When Governor Rounds stayed Elijah Page's execution last night, the news carried comments from relieved protestors, including one woman on KELO TV who said she knew that the Governor had it in him to spare Page's life. She averred that Rounds is a good man, as demonstrated by his support for the abortion ban (now Referred Law 6 on the November ballot). Others now may draw the conclusion that Rounds holds a consistent pro-life vision.

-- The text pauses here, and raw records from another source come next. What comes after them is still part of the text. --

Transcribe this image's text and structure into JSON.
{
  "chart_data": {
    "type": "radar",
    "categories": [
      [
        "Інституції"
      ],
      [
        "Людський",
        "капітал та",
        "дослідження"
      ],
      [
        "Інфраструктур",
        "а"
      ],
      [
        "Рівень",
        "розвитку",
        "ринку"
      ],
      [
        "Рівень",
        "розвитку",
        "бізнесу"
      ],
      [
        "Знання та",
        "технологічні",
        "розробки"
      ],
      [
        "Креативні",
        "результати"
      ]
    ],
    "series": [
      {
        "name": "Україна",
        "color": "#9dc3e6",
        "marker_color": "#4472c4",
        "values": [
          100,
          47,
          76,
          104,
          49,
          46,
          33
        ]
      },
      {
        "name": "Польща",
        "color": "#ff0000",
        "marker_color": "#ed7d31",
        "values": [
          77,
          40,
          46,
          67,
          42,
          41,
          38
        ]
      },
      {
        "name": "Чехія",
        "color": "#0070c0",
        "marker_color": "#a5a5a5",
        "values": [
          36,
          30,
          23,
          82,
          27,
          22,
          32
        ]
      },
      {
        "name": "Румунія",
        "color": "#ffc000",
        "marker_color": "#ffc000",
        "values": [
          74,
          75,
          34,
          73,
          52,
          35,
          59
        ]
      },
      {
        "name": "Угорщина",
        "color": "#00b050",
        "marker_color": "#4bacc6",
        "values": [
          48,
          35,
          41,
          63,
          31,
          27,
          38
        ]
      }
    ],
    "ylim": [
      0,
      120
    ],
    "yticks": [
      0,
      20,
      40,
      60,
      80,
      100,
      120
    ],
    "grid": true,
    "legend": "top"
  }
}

Nothing could be further from the truth. In his press conference yesterday laying out his reasons for the stay, Rounds said absolutely nothing about sparing Page's life or even sparing the convict cruel and unusual punishment. Rounds couched his decision entirely in terms of the particularities of South Dakota statute. South Dakota's death penalty law, written in 1984 (and evidently not reviewed by the governor until yesterday afternoon around 4 p.m.), specifies the use of a two-drug combination in the lethal injection chamber. Board of Corrections officials had made plans to use the 3-drug combination that apparently has become the standard in other states. The only reason Governor Rounds postponed the execution was his concern that state employees participating in the execution might have faced legal penalties afterward. He thus has stayed the execution until July 1, 2007, by which time he expects the legislature will have addressed the issue in its winter session and cleared the way for the execution to take place in a legal fashion.
As he did on the first abortion ban to come to his desk in 2005, Governor Rounds has avoided making a moral decision and instead played the bureaucrat. He has successfully delayed the execution, South Dakota's first since the 1940s, until well after the election, when he can calmly oversee the state's killing of a man without facing any awkward questions from his voters on their way to the polls about the depth and consistency of his pro-life stance. Governor Rounds has not answered anyone's prayers besides his political consultants, who know that the two-drug mix of abortion and the death penalty, while perhaps not guaranteed lethal, could cause Rounds some cruel and unusual punishment at the hands of his fellow Catholics and other riled voters in his effort to be re-elected governor.
The debate on an issue as serious as the death penalty, the state-sanctioned pre-meditated killing of individuals who have already been contained and deprived of their state-given rights, should not center on technicalities. True political leaders would engage us in a conversation about the fundamental values involved. True political leaders would face up to and either defend or resolve the apparently contradictory position of forbidding a rape victim from seeking an abortion because of our dedvotion to the sanctity of life but allowing a brutal criminal to dictate the terms of his punishment and assisting in a suicide. Governor Rounds is failing to show that leadership on this moral issue.